A tornado of emotion whirled through her as she set the phone down. Her head felt stuffed with cotton and her ears echoed with a tunnel-like hollowness. She thought she h
eard a car on the gravel driveway but didn’t have the energy to look up. Evan would be here in a while. She trusted him. He was Riki’s fiancé, a good man.
But she needed to be held and loved. She dialed Scott and blurted out the skimpy details she knew.
“I’m on my way home,” he said immediately.
She felt drained by the whole day’s experience, and it wasn’t over yet. When Scott and Evan both arrived at the same time, she got up to let them in. That’s when she realized the white sedan was no longer in her driveway.
Chapter 46
An hour after arrival at UNM Hospital, Sam felt her brain unraveling. She half-remembered giving Evan orders to take care of things at home and to inform Kelly, telling Rico about Marcus Fitch and the direction he’d taken when he ran.
But had she really acted with such clarity? Had she only imagined her reactions, which now seemed fuzzy in her memory?

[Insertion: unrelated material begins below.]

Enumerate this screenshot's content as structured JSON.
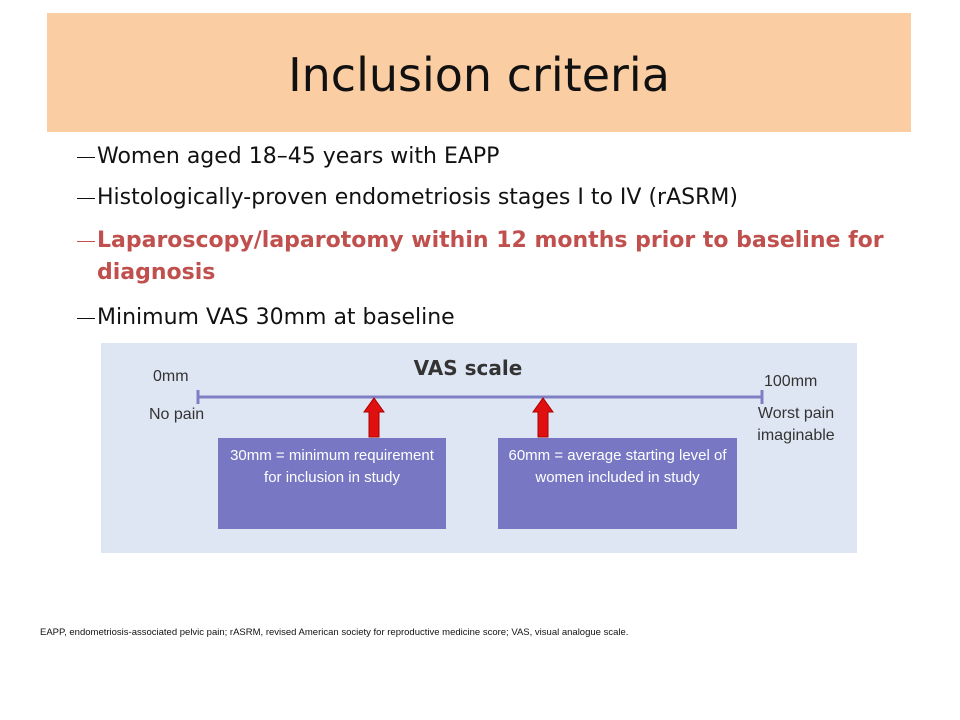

The entire day seemed like a blur now, from the landing of the helicopter on the hospital roof, to the trauma team rushing out to get Beau and whisk him away, to the nurses and orderlies who physically had to hold her back from chasing his gurney down the hall and into the surgical suite. She sat on a stiff chair in the waiting area, fiddling with the strap on her purse, unable to think of anything but the horrible wounds she’d barely glimpsed on Beau’s body.

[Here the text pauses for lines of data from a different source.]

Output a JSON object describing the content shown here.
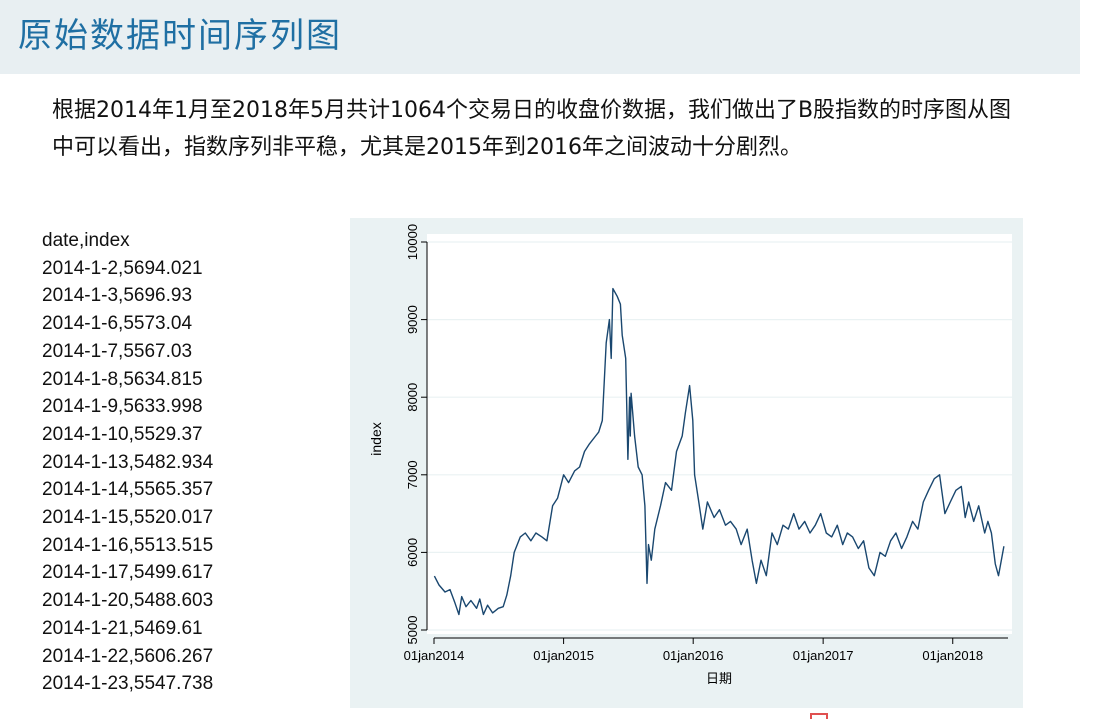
{
  "header": {
    "title": "原始数据时间序列图"
  },
  "description": "根据2014年1月至2018年5月共计1064个交易日的收盘价数据，我们做出了B股指数的时序图从图中可以看出，指数序列非平稳，尤其是2015年到2016年之间波动十分剧烈。",
  "data_table": {
    "header": "date,index",
    "rows": [
      "2014-1-2,5694.021",
      "2014-1-3,5696.93",
      "2014-1-6,5573.04",
      "2014-1-7,5567.03",
      "2014-1-8,5634.815",
      "2014-1-9,5633.998",
      "2014-1-10,5529.37",
      "2014-1-13,5482.934",
      "2014-1-14,5565.357",
      "2014-1-15,5520.017",
      "2014-1-16,5513.515",
      "2014-1-17,5499.617",
      "2014-1-20,5488.603",
      "2014-1-21,5469.61",
      "2014-1-22,5606.267",
      "2014-1-23,5547.738"
    ]
  },
  "chart_data": {
    "type": "line",
    "title": "",
    "xlabel": "日期",
    "ylabel": "index",
    "xlim": [
      "2014-01-01",
      "2018-05-31"
    ],
    "ylim": [
      5000,
      10000
    ],
    "x_ticks": [
      {
        "date": "2014-01-01",
        "label": "01jan2014"
      },
      {
        "date": "2015-01-01",
        "label": "01jan2015"
      },
      {
        "date": "2016-01-01",
        "label": "01jan2016"
      },
      {
        "date": "2017-01-01",
        "label": "01jan2017"
      },
      {
        "date": "2018-01-01",
        "label": "01jan2018"
      }
    ],
    "y_ticks": [
      {
        "value": 5000,
        "label": "5000"
      },
      {
        "value": 6000,
        "label": "6000"
      },
      {
        "value": 7000,
        "label": "7000"
      },
      {
        "value": 8000,
        "label": "8000"
      },
      {
        "value": 9000,
        "label": "9000"
      },
      {
        "value": 10000,
        "label": "10000"
      }
    ],
    "grid": true,
    "line_color": "#1a476f",
    "series": [
      {
        "x": [
          "2014-01-02",
          "2014-01-15",
          "2014-02-01",
          "2014-02-15",
          "2014-03-01",
          "2014-03-12",
          "2014-03-20",
          "2014-04-01",
          "2014-04-15",
          "2014-05-01",
          "2014-05-10",
          "2014-05-20",
          "2014-06-01",
          "2014-06-15",
          "2014-07-01",
          "2014-07-15",
          "2014-07-25",
          "2014-08-05",
          "2014-08-15",
          "2014-09-01",
          "2014-09-15",
          "2014-10-01",
          "2014-10-15",
          "2014-11-01",
          "2014-11-15",
          "2014-12-01",
          "2014-12-15",
          "2015-01-01",
          "2015-01-15",
          "2015-02-01",
          "2015-02-15",
          "2015-03-01",
          "2015-03-15",
          "2015-04-01",
          "2015-04-10",
          "2015-04-20",
          "2015-05-01",
          "2015-05-10",
          "2015-05-15",
          "2015-05-20",
          "2015-06-01",
          "2015-06-10",
          "2015-06-15",
          "2015-06-25",
          "2015-07-01",
          "2015-07-06",
          "2015-07-08",
          "2015-07-10",
          "2015-07-20",
          "2015-07-30",
          "2015-08-10",
          "2015-08-18",
          "2015-08-24",
          "2015-08-28",
          "2015-09-05",
          "2015-09-15",
          "2015-10-01",
          "2015-10-15",
          "2015-11-01",
          "2015-11-15",
          "2015-12-01",
          "2015-12-10",
          "2015-12-22",
          "2015-12-31",
          "2016-01-05",
          "2016-01-15",
          "2016-01-28",
          "2016-02-10",
          "2016-02-29",
          "2016-03-15",
          "2016-04-01",
          "2016-04-15",
          "2016-05-01",
          "2016-05-15",
          "2016-06-01",
          "2016-06-15",
          "2016-06-27",
          "2016-07-10",
          "2016-07-25",
          "2016-08-10",
          "2016-08-25",
          "2016-09-10",
          "2016-09-25",
          "2016-10-10",
          "2016-10-25",
          "2016-11-10",
          "2016-11-25",
          "2016-12-10",
          "2016-12-25",
          "2017-01-10",
          "2017-01-25",
          "2017-02-10",
          "2017-02-25",
          "2017-03-10",
          "2017-03-25",
          "2017-04-10",
          "2017-04-25",
          "2017-05-10",
          "2017-05-25",
          "2017-06-10",
          "2017-06-25",
          "2017-07-10",
          "2017-07-25",
          "2017-08-10",
          "2017-08-25",
          "2017-09-10",
          "2017-09-25",
          "2017-10-10",
          "2017-10-25",
          "2017-11-10",
          "2017-11-25",
          "2017-12-10",
          "2017-12-25",
          "2018-01-10",
          "2018-01-25",
          "2018-02-05",
          "2018-02-15",
          "2018-03-01",
          "2018-03-15",
          "2018-04-01",
          "2018-04-10",
          "2018-04-20",
          "2018-05-01",
          "2018-05-10",
          "2018-05-25"
        ],
        "values": [
          5694,
          5580,
          5490,
          5520,
          5350,
          5200,
          5430,
          5300,
          5380,
          5280,
          5400,
          5200,
          5320,
          5220,
          5280,
          5300,
          5450,
          5700,
          6000,
          6200,
          6250,
          6150,
          6250,
          6200,
          6150,
          6600,
          6700,
          7000,
          6900,
          7050,
          7100,
          7300,
          7400,
          7500,
          7550,
          7700,
          8700,
          9000,
          8500,
          9400,
          9300,
          9200,
          8800,
          8500,
          7200,
          8000,
          7500,
          8050,
          7500,
          7100,
          7000,
          6600,
          5600,
          6100,
          5900,
          6300,
          6600,
          6900,
          6800,
          7300,
          7500,
          7800,
          8150,
          7700,
          7000,
          6700,
          6300,
          6650,
          6450,
          6550,
          6350,
          6400,
          6300,
          6100,
          6300,
          5900,
          5600,
          5900,
          5700,
          6250,
          6100,
          6350,
          6300,
          6500,
          6300,
          6400,
          6250,
          6350,
          6500,
          6250,
          6200,
          6350,
          6100,
          6250,
          6200,
          6050,
          6150,
          5800,
          5700,
          6000,
          5950,
          6150,
          6250,
          6050,
          6200,
          6400,
          6300,
          6650,
          6800,
          6950,
          7000,
          6500,
          6650,
          6800,
          6850,
          6450,
          6650,
          6400,
          6600,
          6250,
          6400,
          6250,
          5850,
          5700,
          6080
        ]
      }
    ]
  }
}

Kelly had called. Sam couldn’t even remember what they’d said to each other, but she had the impression Kelly and Scott were on their way.
“Mrs. Cardwell?” A blonde nurse in scrubs stood near her chair.
“Oh, god …”
“There’s no news. The doctor just sent me out here to let you know your husband is still in surgery.” She lowered her voice and sat in the empty chair next to Sam. “The worst of the wounds is near the heart. We’re doing everything we can to repair the damage, but it’s a very tricky area. The other shot went through his shoulder, badly grazing the bone.”